Comparison between horizontal (D) and vertical (H) cell diameters in experiment and different numerical simulations shown in Figs. 4(c)–4(e).

Position	(b)		(c)		(d)		(e)
	D (μm)	H (μm)	D (μm)	H (μm)	D (μm)	H (μm)	D (μm)	H (μm)
1	19.73	16.14	20.15	17.04	20.43	17.14	20.37	17.24
2	25.15	13.47	24.37	13.84	24.39	13.89	24.31	13.93
3	32.57	5.00	32.38	4.98	32.44	4.98	32.39	4.97
4	19.76	11.79	18.93	10.47	18.95	10.48	18.97	10.49

B. Squeezing velocity

The effect of cell average velocity on drug loading is examined in this section. The results are reported based on squeezing velocity because experiments in Refs. 14 and 17 have used the cell average velocity in multiple individual channels to report the results. We adjust the external force applied on the LB point to generate different average cell velocities, including $V_1\approx 200\mathrm{mm}/\mathrm{s},V_2\approx 400\mathrm{mm}/\mathrm{s}$, and $V_3\approx 700\mathrm{mm}/\mathrm{s}$. The range of squeezing velocity is within the range reported in Refs. 14 and 17. Here, the squeezing length and width are fixed at $L_{sq}=L_2=0.3L$ and $W_{sq}=W_2=0.4D$, respectively. Figure 5 shows the simulation snapshots at different velocities when the cell center is approximately located at constriction beginning $(x_s)$, channel center $(x_m)$, constriction end $(x_e)$, and process end $(x_f)$. The cell and nucleus dynamics are similar to what explained in the squeezing validation part. The complicated structure of the cell tail can be related to the velocity difference between the tail center (located in high-speed area) and the tail edge (located near the walls). Increasing the velocity results in a more complicated structure in the cell tail due to higher velocity difference in the center and the edge of the cell tail. As squeezing velocity increases, the cell head expansion at the constriction exit becomes more significant due to a stronger driving force on the cell. The final cell length and width are also larger at higher squeezing velocities. As the squeezing velocity increases, the nucleus deformation increases and reconciles with the micropore width more easily. At lower squeezing velocity, the nucleus is very close to the cell head because of lower cell velocity as compared to the nucleus. Therefore, the nucleus exerts a larger force on the cell head at low velocities due to the cell and nucleus proximity. It should be mentioned that after the cell back leaves the micropore, the cell would start recovering/expanding in the buffer solution. Cell shape recovery is not modeled here due to its larger time scale compared to the simulation time scale.

FIG. 5.

Cell shapes during squeezing at different velocities with L_sq = L₂, W_sq = 0.4 D.

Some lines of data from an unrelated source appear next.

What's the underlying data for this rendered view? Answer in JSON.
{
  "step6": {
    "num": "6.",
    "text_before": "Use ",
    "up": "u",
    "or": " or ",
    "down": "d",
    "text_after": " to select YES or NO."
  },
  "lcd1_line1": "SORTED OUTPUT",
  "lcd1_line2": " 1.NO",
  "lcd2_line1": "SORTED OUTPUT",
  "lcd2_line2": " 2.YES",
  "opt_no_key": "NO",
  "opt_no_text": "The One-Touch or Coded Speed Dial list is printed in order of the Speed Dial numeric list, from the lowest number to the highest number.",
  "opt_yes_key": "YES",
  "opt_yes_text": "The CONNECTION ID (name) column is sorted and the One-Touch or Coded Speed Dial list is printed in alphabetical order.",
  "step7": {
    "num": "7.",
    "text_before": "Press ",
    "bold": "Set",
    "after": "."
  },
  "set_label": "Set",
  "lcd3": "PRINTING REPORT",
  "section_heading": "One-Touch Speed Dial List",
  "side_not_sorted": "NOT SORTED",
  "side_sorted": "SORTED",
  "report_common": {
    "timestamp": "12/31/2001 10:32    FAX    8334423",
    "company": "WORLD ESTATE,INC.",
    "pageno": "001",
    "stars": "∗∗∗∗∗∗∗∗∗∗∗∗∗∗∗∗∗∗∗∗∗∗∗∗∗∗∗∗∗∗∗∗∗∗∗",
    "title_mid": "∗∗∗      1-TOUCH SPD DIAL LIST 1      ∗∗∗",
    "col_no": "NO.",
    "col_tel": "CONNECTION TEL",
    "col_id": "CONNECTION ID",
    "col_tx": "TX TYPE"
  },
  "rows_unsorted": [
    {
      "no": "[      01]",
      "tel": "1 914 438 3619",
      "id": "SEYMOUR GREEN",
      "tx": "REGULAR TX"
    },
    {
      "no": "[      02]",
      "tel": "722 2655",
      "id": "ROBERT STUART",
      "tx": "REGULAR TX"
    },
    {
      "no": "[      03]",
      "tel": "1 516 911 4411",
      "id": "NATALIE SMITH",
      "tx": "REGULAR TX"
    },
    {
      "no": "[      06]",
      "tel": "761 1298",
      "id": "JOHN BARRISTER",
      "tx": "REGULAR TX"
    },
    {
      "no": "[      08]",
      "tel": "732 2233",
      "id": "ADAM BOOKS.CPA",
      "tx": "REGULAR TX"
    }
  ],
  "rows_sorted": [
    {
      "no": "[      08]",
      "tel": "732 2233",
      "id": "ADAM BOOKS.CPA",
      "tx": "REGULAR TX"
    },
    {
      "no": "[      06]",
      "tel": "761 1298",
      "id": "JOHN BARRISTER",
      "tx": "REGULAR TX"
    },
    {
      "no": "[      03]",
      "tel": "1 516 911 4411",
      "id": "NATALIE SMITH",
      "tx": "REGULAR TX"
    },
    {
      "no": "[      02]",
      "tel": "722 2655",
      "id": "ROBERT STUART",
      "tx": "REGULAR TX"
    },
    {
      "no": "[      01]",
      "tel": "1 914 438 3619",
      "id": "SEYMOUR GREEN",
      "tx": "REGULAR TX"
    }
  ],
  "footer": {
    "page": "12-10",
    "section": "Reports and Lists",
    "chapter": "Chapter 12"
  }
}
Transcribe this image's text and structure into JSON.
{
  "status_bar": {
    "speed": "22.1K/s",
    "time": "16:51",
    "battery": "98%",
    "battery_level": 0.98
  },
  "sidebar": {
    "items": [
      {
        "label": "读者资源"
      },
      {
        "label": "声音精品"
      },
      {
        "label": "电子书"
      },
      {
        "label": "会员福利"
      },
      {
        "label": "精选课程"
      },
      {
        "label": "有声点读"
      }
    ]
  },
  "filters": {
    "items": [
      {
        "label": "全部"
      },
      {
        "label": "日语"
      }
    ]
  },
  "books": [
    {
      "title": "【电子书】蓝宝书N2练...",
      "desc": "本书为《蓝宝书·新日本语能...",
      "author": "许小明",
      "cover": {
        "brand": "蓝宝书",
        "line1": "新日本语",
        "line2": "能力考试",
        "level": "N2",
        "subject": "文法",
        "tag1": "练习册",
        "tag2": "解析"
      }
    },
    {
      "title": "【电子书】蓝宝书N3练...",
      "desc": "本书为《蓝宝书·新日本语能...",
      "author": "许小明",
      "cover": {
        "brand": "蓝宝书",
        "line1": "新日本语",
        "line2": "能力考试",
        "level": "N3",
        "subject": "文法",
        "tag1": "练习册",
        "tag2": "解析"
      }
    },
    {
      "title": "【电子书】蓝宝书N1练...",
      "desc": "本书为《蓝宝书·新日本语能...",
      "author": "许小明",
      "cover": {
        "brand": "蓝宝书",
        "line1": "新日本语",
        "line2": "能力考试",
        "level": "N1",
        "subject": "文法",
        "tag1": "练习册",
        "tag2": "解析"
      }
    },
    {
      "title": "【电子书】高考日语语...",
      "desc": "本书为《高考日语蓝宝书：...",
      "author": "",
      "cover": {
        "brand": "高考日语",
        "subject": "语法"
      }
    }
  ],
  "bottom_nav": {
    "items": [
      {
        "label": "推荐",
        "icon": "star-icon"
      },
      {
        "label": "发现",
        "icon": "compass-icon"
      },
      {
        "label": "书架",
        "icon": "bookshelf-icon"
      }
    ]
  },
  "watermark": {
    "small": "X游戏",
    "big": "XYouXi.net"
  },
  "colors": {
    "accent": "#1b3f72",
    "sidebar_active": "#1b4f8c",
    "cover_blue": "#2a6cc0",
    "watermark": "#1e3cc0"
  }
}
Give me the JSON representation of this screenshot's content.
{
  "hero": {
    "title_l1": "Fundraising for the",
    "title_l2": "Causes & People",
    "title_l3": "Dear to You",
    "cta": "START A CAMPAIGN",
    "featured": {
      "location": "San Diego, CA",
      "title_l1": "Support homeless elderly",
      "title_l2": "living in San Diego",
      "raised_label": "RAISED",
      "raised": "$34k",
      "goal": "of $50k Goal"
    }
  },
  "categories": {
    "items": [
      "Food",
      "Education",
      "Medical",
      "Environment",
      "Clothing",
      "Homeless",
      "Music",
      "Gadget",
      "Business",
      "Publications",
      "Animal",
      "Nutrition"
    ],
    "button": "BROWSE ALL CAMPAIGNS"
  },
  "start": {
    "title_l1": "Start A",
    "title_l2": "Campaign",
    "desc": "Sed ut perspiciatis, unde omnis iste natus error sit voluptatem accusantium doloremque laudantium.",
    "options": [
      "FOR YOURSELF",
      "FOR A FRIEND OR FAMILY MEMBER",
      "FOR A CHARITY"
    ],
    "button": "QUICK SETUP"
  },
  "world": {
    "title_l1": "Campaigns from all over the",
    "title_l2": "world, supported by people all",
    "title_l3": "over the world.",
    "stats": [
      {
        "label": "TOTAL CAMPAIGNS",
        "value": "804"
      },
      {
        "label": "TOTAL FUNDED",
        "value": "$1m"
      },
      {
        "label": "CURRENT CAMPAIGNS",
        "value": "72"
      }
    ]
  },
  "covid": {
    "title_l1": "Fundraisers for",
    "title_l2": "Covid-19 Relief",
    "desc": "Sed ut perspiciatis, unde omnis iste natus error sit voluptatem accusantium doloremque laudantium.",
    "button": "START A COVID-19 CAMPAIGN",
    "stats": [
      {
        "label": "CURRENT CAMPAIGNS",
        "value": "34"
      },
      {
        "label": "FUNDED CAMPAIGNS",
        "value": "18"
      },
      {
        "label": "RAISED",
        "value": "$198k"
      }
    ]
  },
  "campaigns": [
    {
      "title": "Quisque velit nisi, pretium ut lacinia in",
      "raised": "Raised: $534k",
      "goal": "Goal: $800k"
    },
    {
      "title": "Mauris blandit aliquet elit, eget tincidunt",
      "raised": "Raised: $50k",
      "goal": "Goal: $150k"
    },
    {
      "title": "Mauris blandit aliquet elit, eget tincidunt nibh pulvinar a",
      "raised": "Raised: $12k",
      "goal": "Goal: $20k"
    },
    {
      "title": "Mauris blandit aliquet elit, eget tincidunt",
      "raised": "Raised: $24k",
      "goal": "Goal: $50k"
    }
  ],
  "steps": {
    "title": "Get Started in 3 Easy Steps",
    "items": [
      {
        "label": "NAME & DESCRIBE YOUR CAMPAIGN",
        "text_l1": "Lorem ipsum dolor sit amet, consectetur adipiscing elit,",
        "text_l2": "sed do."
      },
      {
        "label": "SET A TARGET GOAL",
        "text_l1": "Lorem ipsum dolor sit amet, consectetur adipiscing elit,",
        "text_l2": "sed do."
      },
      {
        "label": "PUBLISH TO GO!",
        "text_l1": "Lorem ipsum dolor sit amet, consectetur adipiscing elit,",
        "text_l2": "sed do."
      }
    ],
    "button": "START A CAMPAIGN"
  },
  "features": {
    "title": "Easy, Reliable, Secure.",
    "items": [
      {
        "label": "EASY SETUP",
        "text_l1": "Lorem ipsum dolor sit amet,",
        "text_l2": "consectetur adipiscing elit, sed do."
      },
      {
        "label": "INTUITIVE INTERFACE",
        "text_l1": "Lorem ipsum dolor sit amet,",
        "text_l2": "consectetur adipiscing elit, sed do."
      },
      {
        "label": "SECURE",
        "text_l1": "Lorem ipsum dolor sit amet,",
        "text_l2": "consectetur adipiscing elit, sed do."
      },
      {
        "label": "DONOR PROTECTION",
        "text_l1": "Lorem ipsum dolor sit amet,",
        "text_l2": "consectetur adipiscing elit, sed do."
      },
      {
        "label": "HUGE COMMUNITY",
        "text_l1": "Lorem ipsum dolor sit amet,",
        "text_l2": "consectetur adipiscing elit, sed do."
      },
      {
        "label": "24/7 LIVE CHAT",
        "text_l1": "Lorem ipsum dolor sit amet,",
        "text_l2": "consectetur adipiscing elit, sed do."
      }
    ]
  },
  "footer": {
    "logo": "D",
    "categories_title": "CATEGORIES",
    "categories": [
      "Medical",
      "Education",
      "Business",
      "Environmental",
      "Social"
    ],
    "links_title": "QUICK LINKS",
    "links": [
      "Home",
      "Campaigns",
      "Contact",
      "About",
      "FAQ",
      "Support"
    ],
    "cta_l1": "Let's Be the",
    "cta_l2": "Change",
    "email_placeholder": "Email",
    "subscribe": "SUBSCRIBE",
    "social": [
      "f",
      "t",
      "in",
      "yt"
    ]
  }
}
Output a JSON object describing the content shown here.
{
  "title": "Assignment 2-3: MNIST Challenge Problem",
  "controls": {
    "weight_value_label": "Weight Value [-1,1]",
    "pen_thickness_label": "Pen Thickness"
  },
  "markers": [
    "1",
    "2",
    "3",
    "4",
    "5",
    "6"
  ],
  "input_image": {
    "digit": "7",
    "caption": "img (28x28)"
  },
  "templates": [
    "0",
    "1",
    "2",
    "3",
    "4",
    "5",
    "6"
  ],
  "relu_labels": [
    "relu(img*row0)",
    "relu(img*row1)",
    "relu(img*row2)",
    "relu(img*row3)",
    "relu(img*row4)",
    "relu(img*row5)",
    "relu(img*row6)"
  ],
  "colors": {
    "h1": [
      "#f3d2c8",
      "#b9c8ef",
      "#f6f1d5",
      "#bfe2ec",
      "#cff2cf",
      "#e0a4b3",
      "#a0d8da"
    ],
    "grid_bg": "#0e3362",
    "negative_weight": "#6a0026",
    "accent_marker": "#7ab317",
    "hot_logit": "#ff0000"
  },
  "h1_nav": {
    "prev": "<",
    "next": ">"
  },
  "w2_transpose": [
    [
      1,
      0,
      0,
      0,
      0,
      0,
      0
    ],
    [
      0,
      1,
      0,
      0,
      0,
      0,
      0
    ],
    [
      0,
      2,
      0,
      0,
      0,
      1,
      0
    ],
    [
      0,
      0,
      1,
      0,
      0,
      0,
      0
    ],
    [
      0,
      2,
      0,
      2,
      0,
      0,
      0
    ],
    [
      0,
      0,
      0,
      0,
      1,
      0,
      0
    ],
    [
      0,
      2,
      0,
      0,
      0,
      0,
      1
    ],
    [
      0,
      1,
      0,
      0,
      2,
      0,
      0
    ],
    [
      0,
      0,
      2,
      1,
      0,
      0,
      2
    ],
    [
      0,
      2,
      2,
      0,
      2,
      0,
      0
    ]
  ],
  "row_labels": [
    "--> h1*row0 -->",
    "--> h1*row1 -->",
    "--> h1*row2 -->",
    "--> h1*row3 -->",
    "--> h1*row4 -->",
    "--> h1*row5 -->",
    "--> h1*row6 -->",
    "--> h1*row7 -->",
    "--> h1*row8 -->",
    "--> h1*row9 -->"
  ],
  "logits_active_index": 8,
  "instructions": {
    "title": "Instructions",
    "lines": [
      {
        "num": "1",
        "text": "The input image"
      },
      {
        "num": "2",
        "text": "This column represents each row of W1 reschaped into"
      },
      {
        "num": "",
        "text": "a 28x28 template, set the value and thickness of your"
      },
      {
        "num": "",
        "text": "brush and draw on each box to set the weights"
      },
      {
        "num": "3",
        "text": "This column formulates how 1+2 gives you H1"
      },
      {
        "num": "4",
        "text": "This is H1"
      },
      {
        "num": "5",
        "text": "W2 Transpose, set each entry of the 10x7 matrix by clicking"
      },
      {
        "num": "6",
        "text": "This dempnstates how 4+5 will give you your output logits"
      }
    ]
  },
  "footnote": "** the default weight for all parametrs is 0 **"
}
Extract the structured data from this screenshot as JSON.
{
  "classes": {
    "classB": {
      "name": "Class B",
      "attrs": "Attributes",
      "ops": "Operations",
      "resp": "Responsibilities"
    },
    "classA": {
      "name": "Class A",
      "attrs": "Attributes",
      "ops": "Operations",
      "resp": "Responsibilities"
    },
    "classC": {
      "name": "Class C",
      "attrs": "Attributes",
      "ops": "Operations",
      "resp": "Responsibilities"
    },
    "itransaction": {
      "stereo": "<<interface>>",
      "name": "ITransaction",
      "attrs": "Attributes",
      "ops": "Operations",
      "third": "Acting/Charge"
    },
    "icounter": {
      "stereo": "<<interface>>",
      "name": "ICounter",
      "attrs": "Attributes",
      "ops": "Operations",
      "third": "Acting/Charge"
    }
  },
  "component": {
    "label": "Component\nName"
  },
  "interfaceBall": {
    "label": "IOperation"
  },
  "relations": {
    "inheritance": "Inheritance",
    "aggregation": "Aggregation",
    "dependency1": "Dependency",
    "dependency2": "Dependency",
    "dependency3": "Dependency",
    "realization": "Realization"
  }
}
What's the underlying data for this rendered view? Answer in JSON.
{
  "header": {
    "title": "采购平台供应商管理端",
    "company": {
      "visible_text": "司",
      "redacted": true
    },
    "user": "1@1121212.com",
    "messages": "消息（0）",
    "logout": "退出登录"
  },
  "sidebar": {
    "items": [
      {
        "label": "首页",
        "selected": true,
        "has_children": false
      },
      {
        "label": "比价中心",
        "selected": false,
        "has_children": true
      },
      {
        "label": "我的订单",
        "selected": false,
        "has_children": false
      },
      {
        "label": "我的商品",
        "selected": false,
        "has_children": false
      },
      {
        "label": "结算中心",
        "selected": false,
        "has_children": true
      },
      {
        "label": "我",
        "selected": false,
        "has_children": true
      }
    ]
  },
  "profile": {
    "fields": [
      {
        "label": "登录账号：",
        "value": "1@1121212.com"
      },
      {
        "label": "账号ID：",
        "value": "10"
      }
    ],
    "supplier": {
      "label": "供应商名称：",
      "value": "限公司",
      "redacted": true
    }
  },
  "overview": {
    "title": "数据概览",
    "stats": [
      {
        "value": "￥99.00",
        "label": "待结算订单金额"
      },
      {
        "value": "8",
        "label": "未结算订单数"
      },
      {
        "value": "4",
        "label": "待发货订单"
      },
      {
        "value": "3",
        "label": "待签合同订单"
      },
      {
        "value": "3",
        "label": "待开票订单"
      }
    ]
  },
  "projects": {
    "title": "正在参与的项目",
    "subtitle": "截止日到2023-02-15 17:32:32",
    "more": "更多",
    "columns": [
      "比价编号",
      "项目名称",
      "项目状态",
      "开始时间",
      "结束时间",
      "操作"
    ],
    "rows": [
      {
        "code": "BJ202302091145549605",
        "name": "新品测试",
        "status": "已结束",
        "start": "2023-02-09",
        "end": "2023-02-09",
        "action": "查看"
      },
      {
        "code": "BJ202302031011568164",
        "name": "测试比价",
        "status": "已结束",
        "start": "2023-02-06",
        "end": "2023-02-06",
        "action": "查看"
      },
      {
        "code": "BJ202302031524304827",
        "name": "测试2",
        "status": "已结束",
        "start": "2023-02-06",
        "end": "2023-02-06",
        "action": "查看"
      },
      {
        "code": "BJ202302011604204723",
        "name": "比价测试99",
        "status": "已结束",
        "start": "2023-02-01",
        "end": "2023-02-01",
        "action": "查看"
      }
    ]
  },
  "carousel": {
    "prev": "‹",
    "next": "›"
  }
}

The instantaneous cell center velocity is plotted in Fig. 6(a) for different squeezing velocities. In all the graphs, the constriction zone is shaded. As the figure indicates, the cell starts moving at $x_0=15.3\mu \mathrm{m}$. For all the cases, the velocity graph has four regions. In the first region, the velocity goes up at a milder rate, while in the second zone, the velocity increase happens at a higher rate. In the third region, the velocity remains almost constant. Finally, the cell center velocity decreases sharply. The first zone happens when the cell is trying to occupy the slit. During this stage, the velocity increases at a lower rate since the cell shape is not consistent with the micropore. As the squeezing velocity increases, this step takes a longer time because the cell tail has a sharper edge in higher squeezing velocity due to sudden deformation (Fig. 5). After shape change occurs thoroughly, the velocity increases faster since there is no objection against the cell movement. The velocity remains constant until the cell head locates nearly at $x_e$. At this point, the cell center velocity decreases since it enters the high-pressure or low-velocity region.

FIG. 6.

Plots of different parameters for squeezing at different velocities: (a) cell center velocity, (b) horizontal diameter, (c) vertical diameter, (d) porosity, and (e) normalized drug concentration.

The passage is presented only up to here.